Senior Jerusalem church leader appeals to Israel and Palestine for calm

The Western Wall, Temple Mount/Haram al-SharifReuters

The head of the Roman Catholic Church in the Holy Land has issued an urgent call to both sides in the Israel/Palestine conflict to show restraint as tensions threaten to boil over into all-out hostility.

Patriarch Faoud Twal is the spiritual leader of Latin Catholics in both Palestine and Israel and is based in the Old City of Jerusalem, where much of the violence of recent weeks has occurred.

He said, "Once again, embers of despair, stirred by hatred, leave a heavy impact on this injured Holy Land... We cannot tolerate that hatred and bloodshed act as force of law on this Land with three holy religions."

Five Israelis were wounded in stabbing incidents on Wednesday in separate attacks in Jerusalem, Israel and the occupied West Bank. According to the Palestinian Red Crescent, 148 Palestinians were injured in the West Bank in various violent clashes with Israeli police.

This comes on the back of a renewed wave of violence which has seen the deaths of two Jewish Israelis in a drive-by shooting in the West Bank and the stabbing of two Israelis in Jerusalem. A Palestinian teenager was killed by the Israeli army in Hebron, while a 13-year-old Palestinian boy was shot by an Israeli military sniper in Bethlehem's Aida refugee camp – two of 24 Palestinians to be killed by the Israeli military in 2015 alone.
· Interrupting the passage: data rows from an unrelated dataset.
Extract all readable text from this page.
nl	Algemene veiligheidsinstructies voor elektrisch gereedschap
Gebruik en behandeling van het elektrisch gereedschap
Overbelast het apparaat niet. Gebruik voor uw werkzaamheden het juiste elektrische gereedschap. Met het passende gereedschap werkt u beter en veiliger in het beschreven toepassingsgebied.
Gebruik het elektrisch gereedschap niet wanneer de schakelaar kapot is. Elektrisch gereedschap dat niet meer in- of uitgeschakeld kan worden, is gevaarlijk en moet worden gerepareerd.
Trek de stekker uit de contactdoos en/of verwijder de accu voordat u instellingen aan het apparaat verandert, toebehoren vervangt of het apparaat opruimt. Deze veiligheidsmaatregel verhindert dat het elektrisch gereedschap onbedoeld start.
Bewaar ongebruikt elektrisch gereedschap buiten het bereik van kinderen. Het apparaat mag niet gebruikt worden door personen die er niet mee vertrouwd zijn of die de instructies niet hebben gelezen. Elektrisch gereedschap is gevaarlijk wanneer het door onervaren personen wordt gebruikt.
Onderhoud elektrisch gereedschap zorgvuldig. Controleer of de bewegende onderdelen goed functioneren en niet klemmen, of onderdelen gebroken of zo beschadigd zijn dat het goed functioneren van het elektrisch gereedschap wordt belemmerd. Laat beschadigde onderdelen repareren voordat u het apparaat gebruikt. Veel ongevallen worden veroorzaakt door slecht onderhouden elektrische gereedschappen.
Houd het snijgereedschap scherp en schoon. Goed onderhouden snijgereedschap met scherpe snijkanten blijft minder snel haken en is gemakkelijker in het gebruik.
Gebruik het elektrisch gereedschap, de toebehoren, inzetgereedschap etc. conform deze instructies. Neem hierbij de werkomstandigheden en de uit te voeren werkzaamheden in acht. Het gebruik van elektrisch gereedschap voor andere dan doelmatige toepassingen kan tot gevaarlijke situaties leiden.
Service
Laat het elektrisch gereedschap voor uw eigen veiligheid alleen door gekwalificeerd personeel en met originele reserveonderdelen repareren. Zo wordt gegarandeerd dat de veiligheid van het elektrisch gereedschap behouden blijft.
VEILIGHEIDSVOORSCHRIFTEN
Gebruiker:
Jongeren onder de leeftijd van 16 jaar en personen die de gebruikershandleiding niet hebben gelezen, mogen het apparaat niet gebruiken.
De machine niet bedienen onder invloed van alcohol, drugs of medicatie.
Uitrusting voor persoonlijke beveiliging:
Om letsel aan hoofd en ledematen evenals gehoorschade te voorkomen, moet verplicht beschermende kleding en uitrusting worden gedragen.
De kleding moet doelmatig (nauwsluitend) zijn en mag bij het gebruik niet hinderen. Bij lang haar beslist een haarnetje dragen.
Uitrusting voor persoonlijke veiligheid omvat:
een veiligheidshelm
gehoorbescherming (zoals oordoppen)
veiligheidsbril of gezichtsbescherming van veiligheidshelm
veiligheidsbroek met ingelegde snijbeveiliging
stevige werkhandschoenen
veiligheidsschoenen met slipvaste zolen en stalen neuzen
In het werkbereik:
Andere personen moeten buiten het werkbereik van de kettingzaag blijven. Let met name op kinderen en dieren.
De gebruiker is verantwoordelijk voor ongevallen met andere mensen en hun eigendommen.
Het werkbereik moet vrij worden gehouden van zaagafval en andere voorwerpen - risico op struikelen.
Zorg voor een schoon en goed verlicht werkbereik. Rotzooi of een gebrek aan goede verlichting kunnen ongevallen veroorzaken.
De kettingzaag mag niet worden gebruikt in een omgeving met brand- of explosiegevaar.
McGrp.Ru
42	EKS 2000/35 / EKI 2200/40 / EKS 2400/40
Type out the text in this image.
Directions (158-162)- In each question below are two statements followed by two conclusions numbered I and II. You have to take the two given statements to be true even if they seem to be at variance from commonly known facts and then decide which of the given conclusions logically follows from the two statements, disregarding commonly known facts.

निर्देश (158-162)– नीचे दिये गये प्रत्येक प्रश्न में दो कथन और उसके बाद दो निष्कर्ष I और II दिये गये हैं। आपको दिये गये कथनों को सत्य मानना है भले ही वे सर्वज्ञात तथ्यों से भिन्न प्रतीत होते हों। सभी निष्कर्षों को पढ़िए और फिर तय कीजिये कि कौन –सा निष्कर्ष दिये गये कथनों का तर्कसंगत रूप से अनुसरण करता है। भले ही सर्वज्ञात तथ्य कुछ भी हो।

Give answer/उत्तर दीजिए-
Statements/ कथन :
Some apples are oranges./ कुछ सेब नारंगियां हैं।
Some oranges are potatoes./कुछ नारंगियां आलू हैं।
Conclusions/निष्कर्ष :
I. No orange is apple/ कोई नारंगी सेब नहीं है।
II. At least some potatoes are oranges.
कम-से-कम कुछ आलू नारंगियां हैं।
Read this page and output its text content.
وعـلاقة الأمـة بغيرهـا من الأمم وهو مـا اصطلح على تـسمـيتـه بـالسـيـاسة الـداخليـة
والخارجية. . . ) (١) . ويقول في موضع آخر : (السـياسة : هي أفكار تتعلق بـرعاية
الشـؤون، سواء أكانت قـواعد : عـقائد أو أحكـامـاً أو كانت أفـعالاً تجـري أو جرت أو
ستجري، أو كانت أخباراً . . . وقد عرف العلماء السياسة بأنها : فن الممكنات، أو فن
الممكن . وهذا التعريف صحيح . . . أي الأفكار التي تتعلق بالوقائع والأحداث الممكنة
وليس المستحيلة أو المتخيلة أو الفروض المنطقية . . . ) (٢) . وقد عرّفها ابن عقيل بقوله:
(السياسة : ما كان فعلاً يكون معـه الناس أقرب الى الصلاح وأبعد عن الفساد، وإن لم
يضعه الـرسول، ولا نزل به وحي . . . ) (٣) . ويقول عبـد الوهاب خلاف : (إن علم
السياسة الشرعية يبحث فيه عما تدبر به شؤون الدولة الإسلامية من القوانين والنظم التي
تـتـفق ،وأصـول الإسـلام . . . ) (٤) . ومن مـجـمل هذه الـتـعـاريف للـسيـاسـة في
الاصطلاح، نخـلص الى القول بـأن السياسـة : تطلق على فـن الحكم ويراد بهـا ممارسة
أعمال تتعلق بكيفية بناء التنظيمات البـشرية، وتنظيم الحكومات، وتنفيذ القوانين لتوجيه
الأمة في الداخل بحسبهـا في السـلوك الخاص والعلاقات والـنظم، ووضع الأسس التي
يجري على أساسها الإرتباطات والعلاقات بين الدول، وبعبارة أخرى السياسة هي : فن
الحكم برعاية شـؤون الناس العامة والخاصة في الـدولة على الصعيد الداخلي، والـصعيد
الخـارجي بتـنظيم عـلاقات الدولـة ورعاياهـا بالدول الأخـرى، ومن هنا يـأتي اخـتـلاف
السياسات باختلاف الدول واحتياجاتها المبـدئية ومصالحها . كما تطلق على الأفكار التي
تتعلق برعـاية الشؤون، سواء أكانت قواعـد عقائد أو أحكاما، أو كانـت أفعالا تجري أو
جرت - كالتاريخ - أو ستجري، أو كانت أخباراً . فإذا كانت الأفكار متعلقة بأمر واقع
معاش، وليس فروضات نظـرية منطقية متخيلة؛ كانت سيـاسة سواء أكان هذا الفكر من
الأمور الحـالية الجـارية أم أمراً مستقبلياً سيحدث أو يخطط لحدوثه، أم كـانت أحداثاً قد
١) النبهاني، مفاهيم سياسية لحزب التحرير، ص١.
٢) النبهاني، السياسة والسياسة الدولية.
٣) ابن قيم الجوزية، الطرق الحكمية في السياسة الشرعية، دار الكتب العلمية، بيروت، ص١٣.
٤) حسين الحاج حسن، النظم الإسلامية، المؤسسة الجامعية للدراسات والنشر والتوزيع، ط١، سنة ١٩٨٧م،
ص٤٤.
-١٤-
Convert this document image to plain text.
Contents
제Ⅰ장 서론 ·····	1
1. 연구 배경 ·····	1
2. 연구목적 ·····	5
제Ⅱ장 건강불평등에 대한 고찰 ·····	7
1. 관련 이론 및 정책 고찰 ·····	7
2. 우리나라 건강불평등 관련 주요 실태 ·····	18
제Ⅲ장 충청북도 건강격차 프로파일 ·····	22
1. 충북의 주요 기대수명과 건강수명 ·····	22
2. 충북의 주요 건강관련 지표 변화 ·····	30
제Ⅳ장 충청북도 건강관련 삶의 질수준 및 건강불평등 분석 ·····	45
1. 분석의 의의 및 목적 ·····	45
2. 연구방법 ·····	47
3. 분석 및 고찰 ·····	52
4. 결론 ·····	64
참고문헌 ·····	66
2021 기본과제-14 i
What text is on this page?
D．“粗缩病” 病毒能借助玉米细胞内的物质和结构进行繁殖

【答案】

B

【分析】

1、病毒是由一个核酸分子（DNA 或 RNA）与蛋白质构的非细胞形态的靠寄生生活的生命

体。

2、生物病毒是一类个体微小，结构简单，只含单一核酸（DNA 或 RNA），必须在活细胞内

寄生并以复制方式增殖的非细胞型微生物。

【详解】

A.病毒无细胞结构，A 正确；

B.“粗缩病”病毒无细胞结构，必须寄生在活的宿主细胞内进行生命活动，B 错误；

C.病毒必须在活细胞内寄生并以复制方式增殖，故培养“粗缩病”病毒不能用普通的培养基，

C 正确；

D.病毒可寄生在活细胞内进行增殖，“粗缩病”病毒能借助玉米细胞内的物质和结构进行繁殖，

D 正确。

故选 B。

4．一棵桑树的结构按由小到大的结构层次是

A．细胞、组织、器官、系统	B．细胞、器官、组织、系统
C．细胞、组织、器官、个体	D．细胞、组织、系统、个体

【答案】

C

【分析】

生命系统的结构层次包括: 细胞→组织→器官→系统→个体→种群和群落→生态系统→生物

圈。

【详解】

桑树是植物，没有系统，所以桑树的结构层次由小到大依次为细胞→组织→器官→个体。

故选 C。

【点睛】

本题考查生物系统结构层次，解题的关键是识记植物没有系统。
The spiritual leader continued his appeal for calm, "Heavily concerned with the more recent wave of violence which blows over Israel and Palestine, the Latin Patriarchate of Jerusalem condemns the bloody incidents of these last days and the frightening escalation which they are likely to bring about. We send forth with force and insistence a call for calm."

The tension is so high that politicians have been banned from entering the Temple Mount/Haram Al-Sharif – which is a significant move. It's thought that Ariel Sharon's tour of the area fanned the flames of the Second Intifada (or uprising). Some are already speaking of the increase in attacks by Palestinians and the violent response of occupying Israeli forces in the West Bank as the beginnings of a Third Intifada.

The Jordanian-born cleric continued, "The seriousness of the situation calls for all parties involved, Israelis and Palestinians, to show evidence of courage and to go back to the table of negotiations, which should run on solid and fair grounds, according to parameters of resolutions prescribed by the UN."

The Patriarch ended his statement with a plea for peace, "We urge with insistence for prayers by all faithful, for the sake of the Holy Land, its people, and for Jerusalem, City of Peace."